ResourceWeakReference继承至WeakReference,只是保存了Resource的一些属性,此外添加了一个reset方法用来清理资源:

@VisibleForTesting
static final class ResourceWeakReference extends WeakReference<EngineResource<?>> {
  @SuppressWarnings("WeakerAccess") @Synthetic final Key key;
  @SuppressWarnings("WeakerAccess") @Synthetic final boolean isCacheable;

  @Nullable @SuppressWarnings("WeakerAccess") @Synthetic Resource<?> resource;

  @Synthetic
  @SuppressWarnings("WeakerAccess")
  ResourceWeakReference(
      @NonNull Key key,
      @NonNull EngineResource<?> referent,
      @NonNull ReferenceQueue<? super EngineResource<?>> queue,
      boolean isActiveResourceRetentionAllowed) {
    super(referent, queue);
    this.key = Preconditions.checkNotNull(key);
    this.resource =
        referent.isCacheable() && isActiveResourceRetentionAllowed
            ? Preconditions.checkNotNull(referent.getResource()) : null;
    isCacheable = referent.isCacheable();
  }

  void reset() {
    resource = null;
    clear();
  }
}

值得注意的是,这里的构造方法中调用了super(referent, queue)。这样如果referent将要被GC,就会被放入queue中。而ActiveResources.cleanReferenceQueue()方法会一直尝试从queue中获取将要被GC的resource,然后调用其cleanupActiveReference方法。
该方法除了在此时被调用外,还在ActiveResources.get(key)方法中也可能会因为获取到的resource为null而被调用。cleanupActiveReference方法如下:

@Synthetic
void cleanupActiveReference(@NonNull ResourceWeakReference ref) {
  // Fixes a deadlock where we normally acquire the Engine lock and then the ActiveResources lock
  // but reverse that order in this one particular test. This is definitely a bit of a hack...
  synchronized (listener) {
    synchronized (this) {
      activeEngineResources.remove(ref.key);
      // 如果是GC后调用,此时ref.resource肯定为null
      if (!ref.isCacheable || ref.resource == null) {
        return;
      }
      // 走到这,表示是在get方法中被调用,此时会恢复原来的resource
      EngineResource<?> newResource =
          new EngineResource<>(ref.resource, /*isCacheable=*/ true, /*isRecyclable=*/ false);
      newResource.setResourceListener(ref.key, listener);
      // 回调Engine的onResourceReleased方法
      // 这会导致此资源从active变成memory cache状态
      listener.onResourceReleased(ref.key, newResource);
    }
  }
}

5. 缓存加载、存放过程

在了解完上面三种缓存状态资源对应的类后,我们现在看一下缓存加载、存放的过程。由于缓存策略默认为DiskCacheStrategy.AUTOMATIC,所以加载某一种格式的图片不足以覆盖所有的情况,下面会以网络图片URL以及本地图片File这两种常用的方式来讲解缓存的加载、存放过程。

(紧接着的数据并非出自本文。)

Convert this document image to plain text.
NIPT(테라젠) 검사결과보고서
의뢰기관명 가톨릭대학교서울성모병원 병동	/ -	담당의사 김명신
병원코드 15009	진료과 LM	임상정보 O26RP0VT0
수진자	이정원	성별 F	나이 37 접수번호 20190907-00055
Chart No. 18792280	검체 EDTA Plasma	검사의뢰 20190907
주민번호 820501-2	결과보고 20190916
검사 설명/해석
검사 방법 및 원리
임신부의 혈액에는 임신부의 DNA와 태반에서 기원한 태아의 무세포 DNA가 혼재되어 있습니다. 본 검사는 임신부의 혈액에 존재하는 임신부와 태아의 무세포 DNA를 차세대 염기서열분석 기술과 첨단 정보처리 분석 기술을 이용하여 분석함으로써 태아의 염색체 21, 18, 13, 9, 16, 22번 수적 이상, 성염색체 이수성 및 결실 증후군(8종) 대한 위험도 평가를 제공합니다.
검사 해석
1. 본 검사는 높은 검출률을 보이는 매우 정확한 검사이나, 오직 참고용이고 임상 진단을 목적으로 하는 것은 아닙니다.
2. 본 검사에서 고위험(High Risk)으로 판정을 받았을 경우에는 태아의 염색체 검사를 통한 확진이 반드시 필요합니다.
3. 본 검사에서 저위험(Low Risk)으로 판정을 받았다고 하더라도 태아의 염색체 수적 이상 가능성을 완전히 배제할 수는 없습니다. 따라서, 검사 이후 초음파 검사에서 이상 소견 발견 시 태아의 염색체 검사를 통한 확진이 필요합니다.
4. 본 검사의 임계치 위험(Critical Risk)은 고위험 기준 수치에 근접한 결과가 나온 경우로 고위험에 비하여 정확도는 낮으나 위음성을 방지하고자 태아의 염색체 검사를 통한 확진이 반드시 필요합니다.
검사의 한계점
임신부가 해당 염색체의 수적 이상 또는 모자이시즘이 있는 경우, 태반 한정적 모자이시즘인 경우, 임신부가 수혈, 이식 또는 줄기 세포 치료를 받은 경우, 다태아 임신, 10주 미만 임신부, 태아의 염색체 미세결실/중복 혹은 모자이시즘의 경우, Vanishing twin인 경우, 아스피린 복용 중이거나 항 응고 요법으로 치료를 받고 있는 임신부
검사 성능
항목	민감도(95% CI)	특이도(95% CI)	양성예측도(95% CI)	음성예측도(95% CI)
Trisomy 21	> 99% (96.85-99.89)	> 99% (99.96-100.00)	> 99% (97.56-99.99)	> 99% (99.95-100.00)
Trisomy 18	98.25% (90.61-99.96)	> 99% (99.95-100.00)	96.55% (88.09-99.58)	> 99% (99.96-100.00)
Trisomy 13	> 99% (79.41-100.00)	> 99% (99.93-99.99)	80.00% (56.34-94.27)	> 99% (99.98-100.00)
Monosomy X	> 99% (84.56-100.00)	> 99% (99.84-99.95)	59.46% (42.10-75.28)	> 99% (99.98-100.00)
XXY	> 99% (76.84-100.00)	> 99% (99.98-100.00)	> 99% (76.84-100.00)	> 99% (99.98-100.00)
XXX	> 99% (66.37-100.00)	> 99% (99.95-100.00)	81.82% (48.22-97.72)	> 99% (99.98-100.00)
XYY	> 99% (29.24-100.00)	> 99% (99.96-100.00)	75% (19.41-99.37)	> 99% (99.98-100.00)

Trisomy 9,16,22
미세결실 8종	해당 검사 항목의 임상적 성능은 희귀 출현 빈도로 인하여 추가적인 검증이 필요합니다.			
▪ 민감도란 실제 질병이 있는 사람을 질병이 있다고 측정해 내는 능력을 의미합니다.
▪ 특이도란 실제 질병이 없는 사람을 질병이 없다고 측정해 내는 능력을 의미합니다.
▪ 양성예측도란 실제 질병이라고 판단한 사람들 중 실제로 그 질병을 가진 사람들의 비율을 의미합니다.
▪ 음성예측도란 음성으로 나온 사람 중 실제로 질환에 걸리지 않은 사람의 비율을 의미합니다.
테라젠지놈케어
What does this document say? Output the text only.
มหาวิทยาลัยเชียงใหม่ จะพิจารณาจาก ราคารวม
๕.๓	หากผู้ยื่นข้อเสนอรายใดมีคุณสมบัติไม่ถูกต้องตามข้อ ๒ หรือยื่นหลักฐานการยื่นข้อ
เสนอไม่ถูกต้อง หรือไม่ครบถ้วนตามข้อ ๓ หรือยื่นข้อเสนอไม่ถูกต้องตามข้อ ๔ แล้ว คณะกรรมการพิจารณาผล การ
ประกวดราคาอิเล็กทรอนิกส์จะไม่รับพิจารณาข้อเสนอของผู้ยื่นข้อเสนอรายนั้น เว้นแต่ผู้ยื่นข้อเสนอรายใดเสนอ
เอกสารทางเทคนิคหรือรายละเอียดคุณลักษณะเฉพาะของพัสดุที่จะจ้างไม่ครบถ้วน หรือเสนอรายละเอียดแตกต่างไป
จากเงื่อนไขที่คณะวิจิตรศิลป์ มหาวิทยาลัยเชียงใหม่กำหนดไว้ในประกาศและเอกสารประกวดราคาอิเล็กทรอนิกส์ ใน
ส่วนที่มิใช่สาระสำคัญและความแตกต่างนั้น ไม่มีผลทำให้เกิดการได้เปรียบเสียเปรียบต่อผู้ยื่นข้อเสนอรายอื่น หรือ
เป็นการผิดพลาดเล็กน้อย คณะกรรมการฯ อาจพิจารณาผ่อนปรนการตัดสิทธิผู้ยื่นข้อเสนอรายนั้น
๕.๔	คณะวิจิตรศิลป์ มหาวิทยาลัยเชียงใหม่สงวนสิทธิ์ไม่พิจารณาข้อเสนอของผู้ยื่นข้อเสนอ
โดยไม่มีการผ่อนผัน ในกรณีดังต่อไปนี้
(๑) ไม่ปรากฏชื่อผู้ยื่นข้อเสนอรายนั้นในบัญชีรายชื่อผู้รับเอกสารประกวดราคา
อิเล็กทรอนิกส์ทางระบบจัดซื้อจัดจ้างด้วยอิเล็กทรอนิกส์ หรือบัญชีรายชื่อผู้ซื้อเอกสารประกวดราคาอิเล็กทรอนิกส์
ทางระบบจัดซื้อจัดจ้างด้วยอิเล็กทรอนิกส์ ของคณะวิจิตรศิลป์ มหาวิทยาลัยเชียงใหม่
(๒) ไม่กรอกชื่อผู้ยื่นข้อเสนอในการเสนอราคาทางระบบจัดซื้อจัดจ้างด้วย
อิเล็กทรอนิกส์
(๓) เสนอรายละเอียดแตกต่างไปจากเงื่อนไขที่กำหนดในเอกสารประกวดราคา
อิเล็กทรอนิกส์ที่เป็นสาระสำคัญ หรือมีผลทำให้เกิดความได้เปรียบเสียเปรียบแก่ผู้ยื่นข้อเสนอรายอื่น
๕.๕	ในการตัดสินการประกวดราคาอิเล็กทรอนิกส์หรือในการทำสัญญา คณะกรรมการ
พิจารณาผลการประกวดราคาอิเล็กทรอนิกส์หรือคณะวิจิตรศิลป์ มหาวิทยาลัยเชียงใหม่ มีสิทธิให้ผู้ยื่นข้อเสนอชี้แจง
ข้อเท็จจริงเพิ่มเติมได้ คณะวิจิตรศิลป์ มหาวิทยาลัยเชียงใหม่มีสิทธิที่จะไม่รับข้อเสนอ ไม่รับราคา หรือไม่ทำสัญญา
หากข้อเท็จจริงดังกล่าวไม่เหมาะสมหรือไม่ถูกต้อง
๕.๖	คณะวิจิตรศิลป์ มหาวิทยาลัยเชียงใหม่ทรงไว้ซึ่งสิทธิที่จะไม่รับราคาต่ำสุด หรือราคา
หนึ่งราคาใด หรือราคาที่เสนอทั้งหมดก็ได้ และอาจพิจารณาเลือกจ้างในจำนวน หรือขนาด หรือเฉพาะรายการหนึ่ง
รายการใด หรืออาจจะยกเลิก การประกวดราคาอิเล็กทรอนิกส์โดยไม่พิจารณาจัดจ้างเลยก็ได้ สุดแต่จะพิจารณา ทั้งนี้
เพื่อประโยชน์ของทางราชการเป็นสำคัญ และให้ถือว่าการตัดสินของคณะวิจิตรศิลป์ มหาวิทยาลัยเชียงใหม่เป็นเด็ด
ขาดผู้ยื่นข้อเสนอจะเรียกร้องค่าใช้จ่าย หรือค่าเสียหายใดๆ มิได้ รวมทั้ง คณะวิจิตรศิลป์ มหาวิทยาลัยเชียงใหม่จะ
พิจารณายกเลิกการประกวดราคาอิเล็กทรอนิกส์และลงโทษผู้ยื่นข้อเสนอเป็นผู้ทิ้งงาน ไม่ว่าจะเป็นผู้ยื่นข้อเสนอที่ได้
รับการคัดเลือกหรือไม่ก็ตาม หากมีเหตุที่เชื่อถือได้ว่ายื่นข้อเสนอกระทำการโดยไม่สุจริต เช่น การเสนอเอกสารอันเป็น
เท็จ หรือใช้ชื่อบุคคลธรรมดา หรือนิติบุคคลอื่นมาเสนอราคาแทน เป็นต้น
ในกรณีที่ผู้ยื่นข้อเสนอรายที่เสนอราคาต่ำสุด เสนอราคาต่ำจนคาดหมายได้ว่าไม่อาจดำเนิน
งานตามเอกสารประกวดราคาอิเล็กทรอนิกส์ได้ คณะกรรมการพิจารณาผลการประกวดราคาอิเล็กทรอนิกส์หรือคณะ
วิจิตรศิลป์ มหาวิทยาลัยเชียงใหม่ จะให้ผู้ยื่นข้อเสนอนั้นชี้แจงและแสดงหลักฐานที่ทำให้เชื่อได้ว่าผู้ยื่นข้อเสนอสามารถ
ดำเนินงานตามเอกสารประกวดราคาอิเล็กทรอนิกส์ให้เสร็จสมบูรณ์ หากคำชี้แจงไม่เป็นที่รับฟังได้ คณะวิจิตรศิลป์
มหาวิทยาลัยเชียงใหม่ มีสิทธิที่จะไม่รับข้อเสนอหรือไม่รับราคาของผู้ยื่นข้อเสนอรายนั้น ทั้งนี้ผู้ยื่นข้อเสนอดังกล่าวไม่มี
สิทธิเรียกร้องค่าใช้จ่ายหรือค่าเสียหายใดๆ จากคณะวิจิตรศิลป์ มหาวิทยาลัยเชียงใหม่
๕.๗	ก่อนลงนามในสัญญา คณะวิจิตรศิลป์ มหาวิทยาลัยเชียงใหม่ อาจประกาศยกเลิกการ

首先,整个加载的过程体现在Engine.load方法中,该方法注释和代码片段如下:

/**
  * Starts a load for the given arguments.
  *
  * <p>Must be called on the main thread.
  *
  * <p>The flow for any request is as follows:
  *
  * <ul>
  *   <li>Check the current set of actively used resources, return the active resource if present,
  *       and move any newly inactive resources into the memory cache.
  *   <li>Check the memory cache and provide the cached resource if present.
  *   <li>Check the current set of in progress loads and add the cb to the in progress load if one
  *       is present.
  *   <li>Start a new load.
  * </ul>
  *
  * <p>Active resources are those that have been provided to at least one request and have not yet
  * been released. Once all consumers of a resource have released that resource, the resource then
  * goes to cache. If the resource is ever returned to a new consumer from cache, it is re-added to
  * the active resources. If the resource is evicted from the cache, its resources are recycled and
  * re-used if possible and the resource is discarded. There is no strict requirement that
  * consumers release their resources so active resources are held weakly.
  *
  * @param width The target width in pixels of the desired resource.
  * @param height The target height in pixels of the desired resource.
  * @param cb The callback that will be called when the load completes.
  */
public synchronized <R> LoadStatus load(...) {
  EngineKey key = keyFactory.buildKey(model, signature, width, height, transformations,
      resourceClass, transcodeClass, options);

  EngineResource<?> active = loadFromActiveResources(key, isMemoryCacheable);
  if (active != null) {
    cb.onResourceReady(active, DataSource.MEMORY_CACHE);
    return null;
  }

  EngineResource<?> cached = loadFromCache(key, isMemoryCacheable);
  if (cached != null) {
    cb.onResourceReady(cached, DataSource.MEMORY_CACHE);
    return null;
  }

  EngineJob<?> current = jobs.get(key, onlyRetrieveFromCache);
  if (current != null) {
    current.addCallback(cb, callbackExecutor);
    return new LoadStatus(cb, current);
  }

  EngineJob<R> engineJob =
      engineJobFactory.build(...);

  DecodeJob<R> decodeJob =
      decodeJobFactory.build(...);

  jobs.put(key, engineJob);

  engineJob.addCallback(cb, callbackExecutor);
  engineJob.start(decodeJob);

  return new LoadStatus(cb, engineJob);
}

上面这个方法我们在前一篇文章讲解整体流程时谈到过,链接如下Glide2-3.3-Engine.load
从注释和代码中我们知道了缓存首先会判断active状态的resource,然后是memory cache,最后就交给了job。那么毫无疑问,job中会进行disk cache的读操作。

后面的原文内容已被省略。